RESPs are registered education savings plans that permit savings to grow tax-free until the beneficiary is ready to go full-time to college, university, or any other eligible post-secondary educational institution. When the student begins to use the RESP for education, the income accumulated on the subscriber contributions and the grant as well as the grant itself become taxable. However, because the student typically has little other income, he or she effectively pays little or no tax on RESP income.

The Government of Canada has made Registered Education Savings Plans (RESPs) a clear choice for families wishing to save for their children's future education costs. There are several types of RESPs - Family, Non-Family, and Group Plans. You can consult with RESP promoters to decide which plan is right for you. Browse the most current list of financial institutions that are offering RESPs.

For more information, contact the Canada Customs and Revenue Agency (CCRA) web site.

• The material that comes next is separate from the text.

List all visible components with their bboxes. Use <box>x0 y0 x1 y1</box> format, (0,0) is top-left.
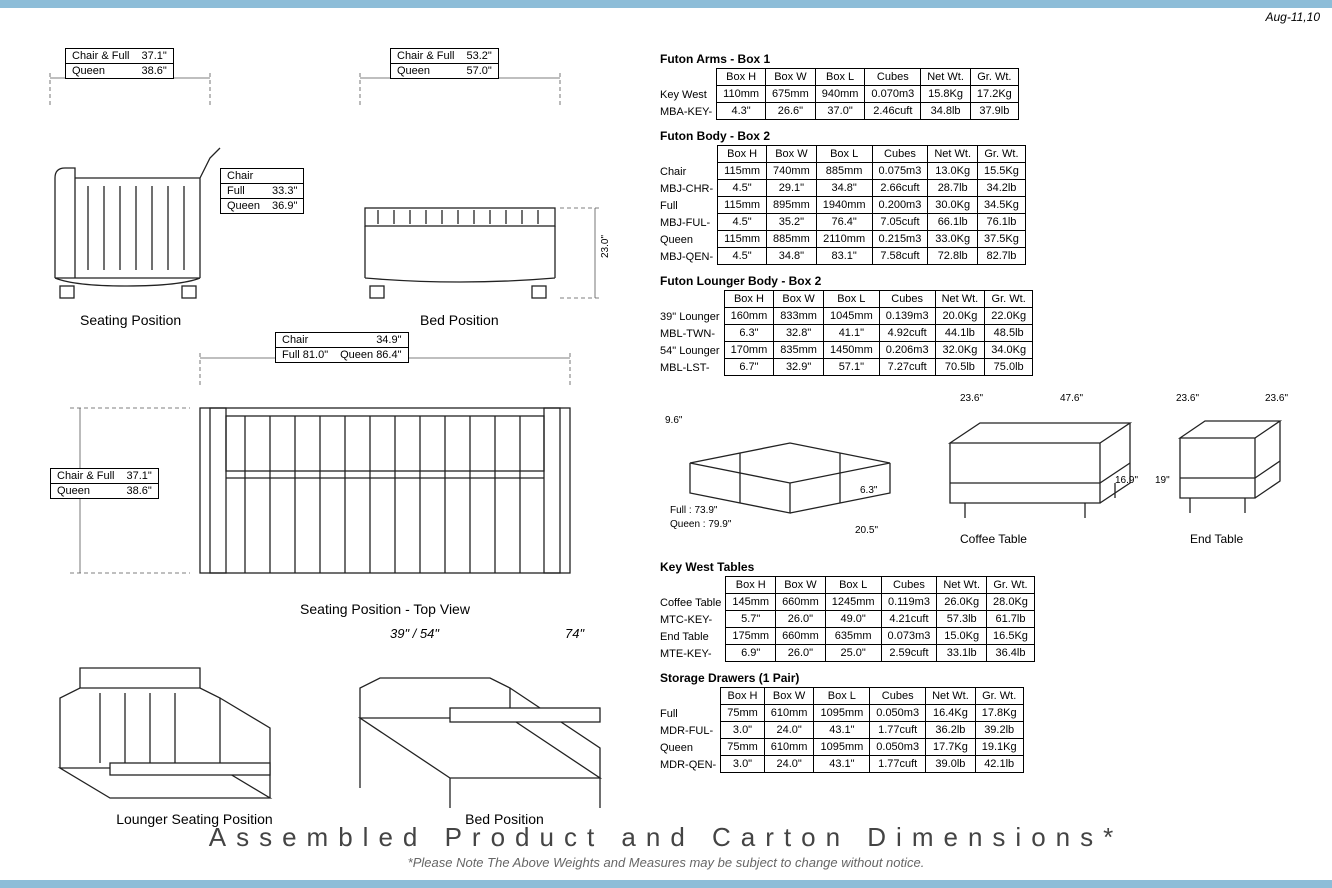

Important Facts About Registered Education Savings Plans

  • Parents, grandparents, relatives or friends may put a combined total of $4,000 a year into RESPs in respect of a particular beneficiary;
  • Subscribers can contribute for up to 22 years after a non-family plan has been opened and up to the year in which the beneficiary turns 21 years of age in a family plan;
  • Contributions to all RESPs on behalf of a beneficiary are subject to a lifetime limit of $42,000;
  • Contributions made to an RESP are not tax deductible, and are not taxed when returned to the subscriber;
  • If the beneficiary does not go on to full-time studies, another beneficiary can be named (subject to the terms of the plan). However, in order to keep the CESG, the new beneficiary must be under 21 years of age and either the new beneficiary is a brother or sister of the former beneficiary or both the new and old beneficiaries are under 21 years of age and are related to the subscriber. RESPs also now permit the payment to the subscriber of Accumulated Income Payments (AIP), or the roll over of the income to a subscriber's or subscriber's spousal Registered Retirement Savings Plan, under certain conditions.
  • An RESP must be terminated by the end of the 26th year.